By conducting the cost audit, it helps the management, shareholders, and the government on proper information about the costing. It helps to control costs and finds out if any fraudulent activities have taken place.

 

What is Financial Audit?

Financial auditing is a thorough examination of financial statements for disclosure. It is compulsory for all the organizations registered under the companies act 1956, whether it is making a profit or not.

The financial auditing is audited by the practice charted accountant who is appointed by the shareholders of the company. Irrespective of structure or size and whether the organization making a profit or not every year auditing has to done by auditor and report has to be submitted to the shareholders during the annual general meeting of the company.

The purposes of auditing are that auditors confirm the statement or transaction are maintained by the company is transparent and appropriate. They ascertain that

  1. In the account books, the entries of accounts are prepared as per format
  2. The transactions and statements are supporting the evidence that is provided by the organization
  3. The transaction or statements are provided or maintained and are easily understandable.
  4. While preparing account books no transaction is manipulated or misguided.

There are some basic procedures for financial audits. They are

  1. Audit Planning is a plan for collecting data on the organization’s financial status by using different methods. And auditors should plan for risk assessment keeping the company’s weakness in mind.
  2. Internal Control is a next step that involves the internal controls, where the auditor inspects the procedure of financial accounts and records to state about the organization’s financial status.
  3. Testing involves the examination of internal controls whether it is working or not. The auditor looks into more on the financial procedure and more information to avoid or find errors.
  4. Reporting is the final step in the financial audit, the auditor report in stimulated format whether the company is following the financial standard.

Main Differences Between Cost Audit and Financial Audit

  1. The main difference between the cost audit and financial audit is, cost audit reports the costs while financial audit reports the status of the company in terms of profit and loss.
  2.  Cost audit is compulsory for all the manufacturing and mining companies as per Sec 209 and financial audit is compulsory for all the companies who are registered under the companies act 1956.
  3. For cost auditing auditor is appointed by the board of directors with the approval of the central government. While for financial audit, an auditor is appointed by the shareholders of the company.
  4. The cost audit report must be submitted within 180 days of the financial year completion. While the financial audit is presented during the annual general body meeting of the company every year.
  5. Cost auditing is conducted when a report is required by the government in a year by practicing cost accountant and financial auditing is a mandate to conduct every year by practicing a charted accountant.

 

Conclusion

Cost audits and financial audits are both procedures that every company follows. The cost audit is mandatory only to manufacturing and mining companies as it examines the cost of expenditure made on planned items.
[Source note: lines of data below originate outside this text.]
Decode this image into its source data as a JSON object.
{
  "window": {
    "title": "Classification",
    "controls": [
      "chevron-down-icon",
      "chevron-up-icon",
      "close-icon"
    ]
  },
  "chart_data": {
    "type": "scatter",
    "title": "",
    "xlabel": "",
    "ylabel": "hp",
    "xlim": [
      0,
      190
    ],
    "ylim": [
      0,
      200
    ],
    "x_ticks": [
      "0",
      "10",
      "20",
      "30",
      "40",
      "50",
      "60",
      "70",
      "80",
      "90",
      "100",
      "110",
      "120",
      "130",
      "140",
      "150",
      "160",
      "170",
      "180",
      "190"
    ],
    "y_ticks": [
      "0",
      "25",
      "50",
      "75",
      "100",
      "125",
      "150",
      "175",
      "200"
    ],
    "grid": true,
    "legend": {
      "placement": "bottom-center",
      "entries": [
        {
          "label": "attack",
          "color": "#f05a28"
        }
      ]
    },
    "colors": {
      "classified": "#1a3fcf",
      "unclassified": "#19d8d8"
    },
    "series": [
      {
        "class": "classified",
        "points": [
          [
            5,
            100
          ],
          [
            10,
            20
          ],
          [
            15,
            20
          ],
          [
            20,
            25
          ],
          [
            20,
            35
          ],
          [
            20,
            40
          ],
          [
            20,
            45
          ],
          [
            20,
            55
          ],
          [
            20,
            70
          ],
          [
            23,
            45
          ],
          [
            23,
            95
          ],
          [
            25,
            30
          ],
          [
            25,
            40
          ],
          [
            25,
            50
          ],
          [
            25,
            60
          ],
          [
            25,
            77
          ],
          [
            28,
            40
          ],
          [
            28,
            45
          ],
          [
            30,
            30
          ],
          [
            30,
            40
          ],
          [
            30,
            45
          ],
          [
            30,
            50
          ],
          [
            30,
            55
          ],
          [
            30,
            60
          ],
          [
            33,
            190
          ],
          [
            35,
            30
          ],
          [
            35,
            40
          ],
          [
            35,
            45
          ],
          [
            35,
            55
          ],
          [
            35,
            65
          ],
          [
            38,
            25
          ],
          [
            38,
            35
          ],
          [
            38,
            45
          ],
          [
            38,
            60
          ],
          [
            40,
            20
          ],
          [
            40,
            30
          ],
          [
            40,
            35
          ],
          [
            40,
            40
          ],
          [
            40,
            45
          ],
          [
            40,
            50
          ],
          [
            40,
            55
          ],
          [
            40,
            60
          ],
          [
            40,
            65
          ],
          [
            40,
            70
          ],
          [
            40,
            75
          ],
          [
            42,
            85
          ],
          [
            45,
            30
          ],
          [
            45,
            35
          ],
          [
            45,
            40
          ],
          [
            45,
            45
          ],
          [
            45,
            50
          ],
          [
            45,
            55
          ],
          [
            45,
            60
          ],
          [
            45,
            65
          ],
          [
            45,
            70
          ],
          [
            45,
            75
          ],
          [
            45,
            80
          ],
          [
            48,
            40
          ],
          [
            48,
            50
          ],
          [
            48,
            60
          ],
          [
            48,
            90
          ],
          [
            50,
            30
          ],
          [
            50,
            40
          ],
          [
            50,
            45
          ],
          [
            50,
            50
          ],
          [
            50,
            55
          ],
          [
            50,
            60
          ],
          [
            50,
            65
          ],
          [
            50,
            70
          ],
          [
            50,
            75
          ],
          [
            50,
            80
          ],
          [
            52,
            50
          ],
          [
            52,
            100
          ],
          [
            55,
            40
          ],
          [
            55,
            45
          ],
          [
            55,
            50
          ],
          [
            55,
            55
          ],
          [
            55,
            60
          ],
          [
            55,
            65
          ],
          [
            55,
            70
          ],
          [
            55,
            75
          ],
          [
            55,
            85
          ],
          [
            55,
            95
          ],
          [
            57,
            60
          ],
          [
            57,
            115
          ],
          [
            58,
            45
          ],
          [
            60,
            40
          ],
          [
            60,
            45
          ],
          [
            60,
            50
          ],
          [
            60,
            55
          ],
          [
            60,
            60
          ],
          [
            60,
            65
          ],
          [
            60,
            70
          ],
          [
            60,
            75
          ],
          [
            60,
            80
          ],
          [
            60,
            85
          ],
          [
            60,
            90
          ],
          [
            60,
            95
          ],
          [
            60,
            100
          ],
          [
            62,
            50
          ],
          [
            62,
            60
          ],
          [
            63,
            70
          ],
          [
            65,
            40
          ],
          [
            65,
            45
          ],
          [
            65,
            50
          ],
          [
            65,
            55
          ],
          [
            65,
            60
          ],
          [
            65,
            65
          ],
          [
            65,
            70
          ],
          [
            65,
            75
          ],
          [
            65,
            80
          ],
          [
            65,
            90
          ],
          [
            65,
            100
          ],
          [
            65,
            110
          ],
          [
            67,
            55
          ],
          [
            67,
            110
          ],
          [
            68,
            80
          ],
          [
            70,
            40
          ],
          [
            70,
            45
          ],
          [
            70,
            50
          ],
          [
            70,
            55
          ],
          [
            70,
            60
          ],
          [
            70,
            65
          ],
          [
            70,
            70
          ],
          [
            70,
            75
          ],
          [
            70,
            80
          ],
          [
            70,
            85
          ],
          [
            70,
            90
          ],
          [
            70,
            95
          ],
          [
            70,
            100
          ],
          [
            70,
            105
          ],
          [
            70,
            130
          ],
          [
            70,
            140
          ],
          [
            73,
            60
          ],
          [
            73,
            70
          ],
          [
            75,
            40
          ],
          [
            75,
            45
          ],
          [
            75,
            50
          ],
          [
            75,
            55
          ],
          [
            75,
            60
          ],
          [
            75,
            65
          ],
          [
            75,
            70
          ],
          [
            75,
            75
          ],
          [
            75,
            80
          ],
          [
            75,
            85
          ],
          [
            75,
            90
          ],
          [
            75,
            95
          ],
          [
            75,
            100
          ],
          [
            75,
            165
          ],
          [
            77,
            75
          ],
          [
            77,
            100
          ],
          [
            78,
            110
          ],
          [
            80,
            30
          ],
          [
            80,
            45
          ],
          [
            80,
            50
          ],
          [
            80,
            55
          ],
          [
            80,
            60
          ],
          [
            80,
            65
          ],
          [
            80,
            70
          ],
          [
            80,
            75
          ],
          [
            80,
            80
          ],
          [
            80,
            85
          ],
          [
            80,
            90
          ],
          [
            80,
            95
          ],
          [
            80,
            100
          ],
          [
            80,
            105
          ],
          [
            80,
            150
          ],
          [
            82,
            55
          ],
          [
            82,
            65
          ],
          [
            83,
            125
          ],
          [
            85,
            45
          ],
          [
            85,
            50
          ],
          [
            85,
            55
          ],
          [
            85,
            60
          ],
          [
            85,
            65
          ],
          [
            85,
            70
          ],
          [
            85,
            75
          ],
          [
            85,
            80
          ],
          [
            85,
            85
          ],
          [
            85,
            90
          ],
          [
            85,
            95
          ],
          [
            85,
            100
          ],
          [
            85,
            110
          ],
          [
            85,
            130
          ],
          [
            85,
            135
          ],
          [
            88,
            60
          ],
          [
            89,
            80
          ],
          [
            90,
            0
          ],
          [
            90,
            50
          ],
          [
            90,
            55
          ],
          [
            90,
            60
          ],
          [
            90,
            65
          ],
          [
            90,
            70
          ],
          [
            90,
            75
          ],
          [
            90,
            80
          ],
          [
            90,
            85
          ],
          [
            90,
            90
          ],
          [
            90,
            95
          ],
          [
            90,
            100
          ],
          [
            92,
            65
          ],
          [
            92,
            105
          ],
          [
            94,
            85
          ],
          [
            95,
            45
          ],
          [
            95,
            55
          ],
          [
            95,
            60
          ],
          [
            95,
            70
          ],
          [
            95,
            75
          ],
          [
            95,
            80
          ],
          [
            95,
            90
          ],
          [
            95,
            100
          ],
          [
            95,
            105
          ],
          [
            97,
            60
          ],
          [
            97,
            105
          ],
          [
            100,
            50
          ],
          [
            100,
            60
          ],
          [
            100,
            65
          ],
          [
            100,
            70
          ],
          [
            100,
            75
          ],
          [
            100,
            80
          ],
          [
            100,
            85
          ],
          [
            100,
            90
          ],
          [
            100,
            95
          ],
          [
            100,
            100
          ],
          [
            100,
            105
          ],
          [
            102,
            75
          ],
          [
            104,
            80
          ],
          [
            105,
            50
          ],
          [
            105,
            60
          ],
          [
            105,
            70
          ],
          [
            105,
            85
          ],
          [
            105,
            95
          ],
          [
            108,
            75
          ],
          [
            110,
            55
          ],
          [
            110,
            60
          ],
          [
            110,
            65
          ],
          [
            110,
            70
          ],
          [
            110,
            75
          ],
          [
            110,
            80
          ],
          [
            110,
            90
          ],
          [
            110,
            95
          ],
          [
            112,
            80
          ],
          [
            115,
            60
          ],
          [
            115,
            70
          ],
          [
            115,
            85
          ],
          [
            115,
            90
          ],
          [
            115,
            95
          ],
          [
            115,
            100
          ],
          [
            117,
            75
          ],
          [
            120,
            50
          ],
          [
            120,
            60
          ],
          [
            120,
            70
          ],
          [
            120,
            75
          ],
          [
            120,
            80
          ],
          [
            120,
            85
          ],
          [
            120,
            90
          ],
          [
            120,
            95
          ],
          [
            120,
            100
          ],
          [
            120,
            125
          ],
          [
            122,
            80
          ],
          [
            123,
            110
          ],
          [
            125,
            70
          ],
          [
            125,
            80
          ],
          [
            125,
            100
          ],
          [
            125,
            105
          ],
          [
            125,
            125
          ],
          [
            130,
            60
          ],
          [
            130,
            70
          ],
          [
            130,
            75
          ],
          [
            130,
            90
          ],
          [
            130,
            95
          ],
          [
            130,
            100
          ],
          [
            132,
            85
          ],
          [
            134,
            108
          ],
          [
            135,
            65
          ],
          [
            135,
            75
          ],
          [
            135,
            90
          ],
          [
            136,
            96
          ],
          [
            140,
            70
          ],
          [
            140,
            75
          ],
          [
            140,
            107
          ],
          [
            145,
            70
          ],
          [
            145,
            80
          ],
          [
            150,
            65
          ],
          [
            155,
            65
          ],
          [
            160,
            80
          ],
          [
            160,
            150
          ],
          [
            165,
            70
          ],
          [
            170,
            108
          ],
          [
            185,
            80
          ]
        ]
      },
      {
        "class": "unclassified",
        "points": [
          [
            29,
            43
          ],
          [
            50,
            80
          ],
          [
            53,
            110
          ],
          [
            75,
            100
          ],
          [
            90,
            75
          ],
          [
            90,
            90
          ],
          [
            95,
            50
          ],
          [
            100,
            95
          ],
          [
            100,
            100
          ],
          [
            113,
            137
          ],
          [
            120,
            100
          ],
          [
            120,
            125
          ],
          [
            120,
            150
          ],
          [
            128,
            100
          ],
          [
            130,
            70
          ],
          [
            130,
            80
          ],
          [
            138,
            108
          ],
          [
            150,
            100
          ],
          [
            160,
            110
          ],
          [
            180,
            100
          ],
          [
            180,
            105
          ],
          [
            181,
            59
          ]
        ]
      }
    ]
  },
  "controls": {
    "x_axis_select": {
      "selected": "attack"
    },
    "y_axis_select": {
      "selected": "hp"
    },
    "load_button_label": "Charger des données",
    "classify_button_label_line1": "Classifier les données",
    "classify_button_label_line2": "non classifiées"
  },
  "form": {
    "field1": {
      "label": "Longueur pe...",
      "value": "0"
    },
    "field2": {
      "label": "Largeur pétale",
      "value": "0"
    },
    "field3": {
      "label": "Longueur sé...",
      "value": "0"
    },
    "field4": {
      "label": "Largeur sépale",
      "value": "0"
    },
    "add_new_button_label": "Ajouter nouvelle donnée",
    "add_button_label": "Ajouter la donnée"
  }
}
The financial audit is compulsory for all the companies despite the size or structure the companies registered under the companies act 1956.

Financial audit includes the inspection or examination of financial statements, records, and transactions. In both cases the auditor must be practicing. The auditing is done for the betterment of a company or organization which can prevent or take cautions on fraud and manipulate data. Both the auditing procedure gives a true insight into the organization’s business.